A little light commentary:
Toni:
Not wanting to sound typically British or anything but what about this weather we’ve been having? Practically anywhere on either side of the Pond has had weird weather recently. However, I never really appreciated the temperate climes of England until I left. Growing up on the north east coastline could be pretty nippy when you had to wait too long for a bus, but there’s nothing quite like “lake effect winds and snow” racing over Lake Michigan down from Canada to give you a true sense of “cold”..
On Thursday we got up to an actual temp of 3 degrees Fahrenheit, with a wind chill taking it down to -20. That’s -16 Celsius feeling more like -28 because of the wind. When you get outside, the hair (and whatever else) inside your nostrils freezes. It really is the strangest sensation. Your eyes water because of the cold, and then the tears freeze halfway down your face. I remember years ago when the actual temp was below zero but the wind chill was- 40 (which, if you’ll remember is the same in both Fahrenheit and Celsius). My brother in England said “Toni, that can’t be right. That’s a walk- in freezer”. Yes, it is. That’s why the TV weather people tell you not to go out unless it’s absolutely necessary, and explain the initial signs of frostbite.

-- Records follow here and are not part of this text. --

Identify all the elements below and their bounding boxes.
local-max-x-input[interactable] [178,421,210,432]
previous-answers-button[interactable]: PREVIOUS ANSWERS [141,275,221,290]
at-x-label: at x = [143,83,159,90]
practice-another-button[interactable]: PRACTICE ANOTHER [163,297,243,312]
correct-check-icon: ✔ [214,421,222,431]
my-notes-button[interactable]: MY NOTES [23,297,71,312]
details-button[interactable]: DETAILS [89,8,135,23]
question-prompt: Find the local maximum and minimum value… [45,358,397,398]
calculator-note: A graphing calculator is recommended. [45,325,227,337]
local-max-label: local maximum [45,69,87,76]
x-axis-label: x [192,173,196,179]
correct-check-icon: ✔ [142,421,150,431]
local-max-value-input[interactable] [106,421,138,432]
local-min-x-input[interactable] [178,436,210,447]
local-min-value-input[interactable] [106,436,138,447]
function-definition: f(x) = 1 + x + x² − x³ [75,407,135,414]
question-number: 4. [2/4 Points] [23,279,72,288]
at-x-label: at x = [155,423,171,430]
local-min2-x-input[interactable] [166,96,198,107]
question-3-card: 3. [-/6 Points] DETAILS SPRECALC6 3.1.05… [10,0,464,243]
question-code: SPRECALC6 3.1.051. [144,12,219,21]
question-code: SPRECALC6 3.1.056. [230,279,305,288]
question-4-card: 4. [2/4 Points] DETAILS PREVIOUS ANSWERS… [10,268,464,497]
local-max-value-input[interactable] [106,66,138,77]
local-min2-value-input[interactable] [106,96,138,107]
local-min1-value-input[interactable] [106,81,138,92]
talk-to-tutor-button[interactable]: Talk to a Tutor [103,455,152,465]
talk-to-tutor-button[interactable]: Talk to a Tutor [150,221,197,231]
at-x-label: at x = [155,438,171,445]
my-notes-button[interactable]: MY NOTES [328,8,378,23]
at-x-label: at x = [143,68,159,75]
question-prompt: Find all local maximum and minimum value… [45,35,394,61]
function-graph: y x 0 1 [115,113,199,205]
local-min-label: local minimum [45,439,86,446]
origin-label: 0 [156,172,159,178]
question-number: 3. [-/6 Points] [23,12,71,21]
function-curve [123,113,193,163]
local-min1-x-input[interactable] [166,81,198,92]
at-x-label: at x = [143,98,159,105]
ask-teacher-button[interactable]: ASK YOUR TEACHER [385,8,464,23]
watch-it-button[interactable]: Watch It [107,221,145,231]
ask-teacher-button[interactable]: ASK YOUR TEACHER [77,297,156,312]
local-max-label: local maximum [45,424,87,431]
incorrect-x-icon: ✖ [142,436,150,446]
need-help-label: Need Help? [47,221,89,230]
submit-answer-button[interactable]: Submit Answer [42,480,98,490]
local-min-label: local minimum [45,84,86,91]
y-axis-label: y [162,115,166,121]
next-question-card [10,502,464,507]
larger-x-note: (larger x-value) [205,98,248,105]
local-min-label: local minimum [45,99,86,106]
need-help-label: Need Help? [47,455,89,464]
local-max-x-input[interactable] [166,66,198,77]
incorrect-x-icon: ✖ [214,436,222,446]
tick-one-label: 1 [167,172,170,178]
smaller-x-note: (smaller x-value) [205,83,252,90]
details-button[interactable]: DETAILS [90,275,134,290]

Fashion goes out the window in this kind of weather. Not only do regular (women’s) boots not keep your feet warm, they get ruined by the salt that’s poured on the roads every night and the nice leather soles usually turn into suicide weapons on the ice. Hats are a must, and I have yet to find a really flattering hat that also keeps your head warm. Don’t even talk to me about hat hair, which is permanent in this season. We usually also wear scarves that can be wrapped across the face, ski masks or gaiters that do the same. Trendy jackets and coats are traded in for ankle length parkas; if you don’t have one of those, layering lighter jackets also works. In either case you are rendered incapable of putting your arms down by your sides and if you fall over, you cannot get up unassisted.

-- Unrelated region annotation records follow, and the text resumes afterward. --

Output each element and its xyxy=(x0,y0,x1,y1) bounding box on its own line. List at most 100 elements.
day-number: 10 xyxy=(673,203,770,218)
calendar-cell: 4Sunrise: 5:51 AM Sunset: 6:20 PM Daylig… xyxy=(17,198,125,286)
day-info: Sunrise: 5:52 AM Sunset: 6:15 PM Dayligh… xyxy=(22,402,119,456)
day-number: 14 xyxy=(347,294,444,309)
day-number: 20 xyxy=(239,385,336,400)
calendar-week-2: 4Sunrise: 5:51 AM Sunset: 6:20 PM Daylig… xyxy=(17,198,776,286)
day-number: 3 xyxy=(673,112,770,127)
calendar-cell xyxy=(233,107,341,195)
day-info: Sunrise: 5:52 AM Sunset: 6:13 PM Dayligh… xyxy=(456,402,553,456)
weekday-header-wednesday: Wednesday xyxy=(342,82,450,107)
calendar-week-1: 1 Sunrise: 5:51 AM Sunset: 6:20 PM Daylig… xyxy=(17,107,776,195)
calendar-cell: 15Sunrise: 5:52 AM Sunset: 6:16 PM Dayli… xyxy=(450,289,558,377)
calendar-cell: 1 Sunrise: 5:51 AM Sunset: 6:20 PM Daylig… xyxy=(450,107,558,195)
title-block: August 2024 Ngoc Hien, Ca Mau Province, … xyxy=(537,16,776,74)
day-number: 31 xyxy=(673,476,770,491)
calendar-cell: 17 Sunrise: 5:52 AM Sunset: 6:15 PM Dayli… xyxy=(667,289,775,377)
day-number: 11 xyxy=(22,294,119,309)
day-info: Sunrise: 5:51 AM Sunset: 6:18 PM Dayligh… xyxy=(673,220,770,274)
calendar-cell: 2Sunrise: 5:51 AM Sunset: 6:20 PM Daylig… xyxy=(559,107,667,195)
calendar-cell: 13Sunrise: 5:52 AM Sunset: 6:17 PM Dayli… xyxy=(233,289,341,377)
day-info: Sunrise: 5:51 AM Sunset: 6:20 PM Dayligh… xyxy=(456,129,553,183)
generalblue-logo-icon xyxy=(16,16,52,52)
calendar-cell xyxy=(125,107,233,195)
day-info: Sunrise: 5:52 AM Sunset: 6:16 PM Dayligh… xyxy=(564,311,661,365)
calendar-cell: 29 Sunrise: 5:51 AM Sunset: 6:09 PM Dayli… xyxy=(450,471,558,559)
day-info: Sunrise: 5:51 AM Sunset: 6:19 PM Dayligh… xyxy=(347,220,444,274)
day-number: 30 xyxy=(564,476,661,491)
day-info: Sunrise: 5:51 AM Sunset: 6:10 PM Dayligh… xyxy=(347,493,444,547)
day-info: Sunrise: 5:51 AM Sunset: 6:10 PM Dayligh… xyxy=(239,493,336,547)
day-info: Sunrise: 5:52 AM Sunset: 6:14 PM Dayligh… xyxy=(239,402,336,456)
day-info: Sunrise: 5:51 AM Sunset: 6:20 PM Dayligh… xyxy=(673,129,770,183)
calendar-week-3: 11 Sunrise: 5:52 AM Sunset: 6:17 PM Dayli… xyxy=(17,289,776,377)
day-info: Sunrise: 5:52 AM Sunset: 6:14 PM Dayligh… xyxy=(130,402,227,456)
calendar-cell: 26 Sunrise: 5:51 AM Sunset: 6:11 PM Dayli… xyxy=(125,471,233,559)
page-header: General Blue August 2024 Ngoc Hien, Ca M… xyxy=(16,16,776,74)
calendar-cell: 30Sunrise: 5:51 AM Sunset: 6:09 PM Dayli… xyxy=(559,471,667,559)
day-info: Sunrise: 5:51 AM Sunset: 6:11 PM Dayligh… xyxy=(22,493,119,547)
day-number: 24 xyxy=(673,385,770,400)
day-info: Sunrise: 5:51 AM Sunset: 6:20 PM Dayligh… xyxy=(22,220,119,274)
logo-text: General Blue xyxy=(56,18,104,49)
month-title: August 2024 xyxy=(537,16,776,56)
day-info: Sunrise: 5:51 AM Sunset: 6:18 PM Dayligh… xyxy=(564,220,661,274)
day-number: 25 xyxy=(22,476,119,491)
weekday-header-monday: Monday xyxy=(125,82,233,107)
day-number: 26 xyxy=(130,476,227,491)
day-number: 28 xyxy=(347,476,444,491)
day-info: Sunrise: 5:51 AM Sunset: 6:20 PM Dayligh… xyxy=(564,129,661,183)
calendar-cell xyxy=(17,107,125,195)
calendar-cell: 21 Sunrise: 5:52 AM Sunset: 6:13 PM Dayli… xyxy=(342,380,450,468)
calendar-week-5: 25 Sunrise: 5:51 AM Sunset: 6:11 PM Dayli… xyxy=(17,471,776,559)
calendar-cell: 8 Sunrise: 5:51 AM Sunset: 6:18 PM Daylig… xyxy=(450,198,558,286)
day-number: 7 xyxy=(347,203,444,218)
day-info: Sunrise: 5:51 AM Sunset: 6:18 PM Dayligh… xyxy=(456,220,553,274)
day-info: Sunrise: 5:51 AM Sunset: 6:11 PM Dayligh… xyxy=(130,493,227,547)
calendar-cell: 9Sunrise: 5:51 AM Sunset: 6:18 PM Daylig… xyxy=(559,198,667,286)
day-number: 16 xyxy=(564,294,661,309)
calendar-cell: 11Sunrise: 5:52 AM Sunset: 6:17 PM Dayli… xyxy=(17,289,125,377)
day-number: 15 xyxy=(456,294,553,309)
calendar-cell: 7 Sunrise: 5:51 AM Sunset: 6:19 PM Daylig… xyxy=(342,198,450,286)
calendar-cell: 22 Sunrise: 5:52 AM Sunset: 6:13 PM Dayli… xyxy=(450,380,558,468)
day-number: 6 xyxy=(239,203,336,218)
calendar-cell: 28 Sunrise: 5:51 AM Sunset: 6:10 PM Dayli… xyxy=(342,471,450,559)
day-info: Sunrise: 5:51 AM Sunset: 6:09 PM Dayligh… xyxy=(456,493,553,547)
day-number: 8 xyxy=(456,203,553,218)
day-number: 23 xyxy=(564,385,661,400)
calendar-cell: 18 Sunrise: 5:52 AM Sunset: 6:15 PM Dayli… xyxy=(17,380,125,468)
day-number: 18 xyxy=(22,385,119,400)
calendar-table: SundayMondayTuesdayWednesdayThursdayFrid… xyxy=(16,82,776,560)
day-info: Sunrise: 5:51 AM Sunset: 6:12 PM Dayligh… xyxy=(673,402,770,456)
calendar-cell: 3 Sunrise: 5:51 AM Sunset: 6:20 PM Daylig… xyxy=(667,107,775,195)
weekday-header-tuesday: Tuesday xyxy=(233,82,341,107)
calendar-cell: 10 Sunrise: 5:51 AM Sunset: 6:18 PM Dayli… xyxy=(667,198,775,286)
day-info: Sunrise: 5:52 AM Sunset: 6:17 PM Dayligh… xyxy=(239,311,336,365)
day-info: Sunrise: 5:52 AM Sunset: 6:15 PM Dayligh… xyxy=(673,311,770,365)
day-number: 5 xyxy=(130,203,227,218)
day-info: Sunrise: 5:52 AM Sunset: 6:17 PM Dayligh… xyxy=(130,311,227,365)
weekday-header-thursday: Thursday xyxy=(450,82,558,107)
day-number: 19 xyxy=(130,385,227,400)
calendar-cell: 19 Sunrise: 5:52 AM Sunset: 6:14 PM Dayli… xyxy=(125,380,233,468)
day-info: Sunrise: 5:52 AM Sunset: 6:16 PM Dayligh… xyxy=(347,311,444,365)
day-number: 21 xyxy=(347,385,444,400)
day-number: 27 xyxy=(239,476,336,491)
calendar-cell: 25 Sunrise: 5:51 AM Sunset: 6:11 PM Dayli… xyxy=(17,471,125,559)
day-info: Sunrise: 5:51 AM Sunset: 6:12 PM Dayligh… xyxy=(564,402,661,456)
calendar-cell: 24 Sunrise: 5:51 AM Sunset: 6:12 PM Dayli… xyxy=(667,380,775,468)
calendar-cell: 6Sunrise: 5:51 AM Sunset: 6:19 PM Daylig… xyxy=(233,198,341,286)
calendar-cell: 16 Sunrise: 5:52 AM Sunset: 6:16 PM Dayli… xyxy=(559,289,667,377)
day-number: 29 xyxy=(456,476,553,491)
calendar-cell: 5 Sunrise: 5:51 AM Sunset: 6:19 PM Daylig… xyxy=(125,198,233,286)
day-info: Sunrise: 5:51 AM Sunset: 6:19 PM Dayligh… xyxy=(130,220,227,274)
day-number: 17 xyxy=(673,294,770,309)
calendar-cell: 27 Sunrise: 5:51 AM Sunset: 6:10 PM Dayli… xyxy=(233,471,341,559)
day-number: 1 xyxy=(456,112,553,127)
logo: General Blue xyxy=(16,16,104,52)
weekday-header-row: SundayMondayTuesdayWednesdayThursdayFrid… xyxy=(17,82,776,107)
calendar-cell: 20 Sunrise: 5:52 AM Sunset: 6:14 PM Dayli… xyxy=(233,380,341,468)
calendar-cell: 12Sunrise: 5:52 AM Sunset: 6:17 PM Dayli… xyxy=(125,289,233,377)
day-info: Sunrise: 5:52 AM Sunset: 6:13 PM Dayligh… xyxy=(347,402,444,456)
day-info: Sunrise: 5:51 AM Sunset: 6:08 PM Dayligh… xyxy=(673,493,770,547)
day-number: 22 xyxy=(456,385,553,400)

Dressing children for school is a race against time, especially if you have more than about two. By the time you’ve got the last one suited up, the first has either fainted from the heat or needs to go pee. I would suggest standing them all outside once they have the ski gear on but I think that’s classed as physical abuse below a certain temperature. Oh yes, and they rarely get to play outside once the weather gets below freezing, so they come home bouncing off the walls.
How you doin’?
Mike:
Very often, when I meet people for the first time and they realize I’m not from around here, they ask, “Don’t you just hate the weather?” Then I tell them about weather where I come from, and they gain a new appreciation for the mild, temperate (albeit, wet) climate we enjoy here.

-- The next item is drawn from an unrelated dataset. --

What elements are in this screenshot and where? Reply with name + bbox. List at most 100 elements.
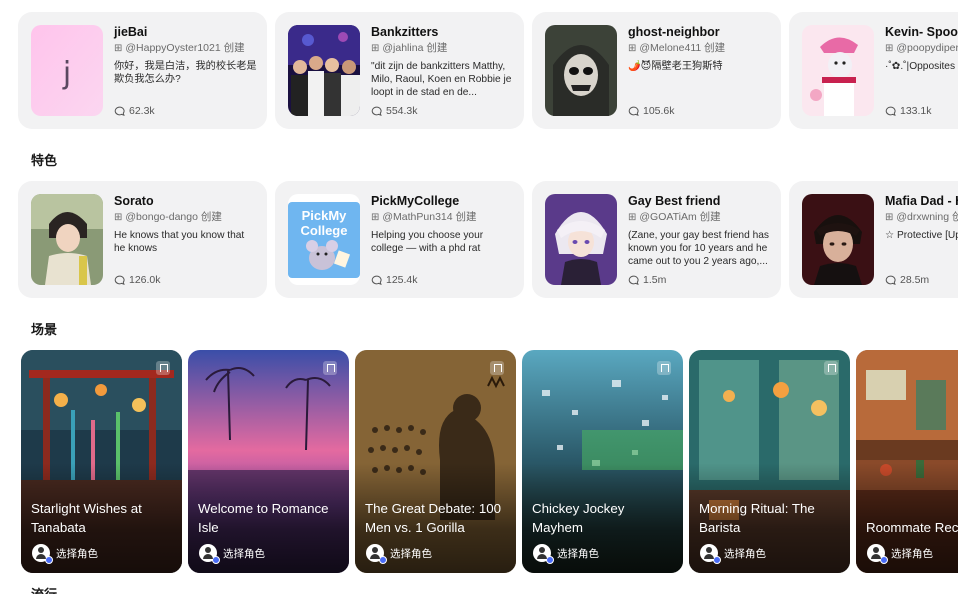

I read Toni’s piece with a pang of nostalgia and a good deal of glee that I don’t have to put up with that any more. In Chicago, of course, the wind is the killer, but in my location, just south of the Adirondack Mountains, the real temperature got down to -22. Fahrenheit. (That’s -30 C.) At that temperature, there is no wind. There is also no bird song, or rustling of chipmunks in the wood. When the world is that cold, it is as silent as a deep sleep. The only sound is the soft crunch of snow underfoot, and your own whimpering as the snot freezes in your nose and your eyeballs glaze over with ice.
But it has its own beauty, a stark, still, silent beauty that I have to admit, I do miss.
I do not, however, miss digging my car out from under three feet of snow and driving to work. None of this two-centimetres-and-we-get-the-day-off crap. I also don’t miss shovelling my roof. Yes, you heard that right, “Shovelling. My. ROOF!
And that’s just winter.
Try 104 degrees in the shade (40 C) with high humidity. In temps like that the blacktop steams and sticks to your sneakers as you amble very slowly across it. (Cold brings movement to a standstill; heat only slows it down.)
No, the British climate may throw some chilly mornings, wet afternoons, foggy evenings and blustery nights at me, but it can never hope to touch the extremes I grew up with. In the weather department, moving to England was definitely a trade up.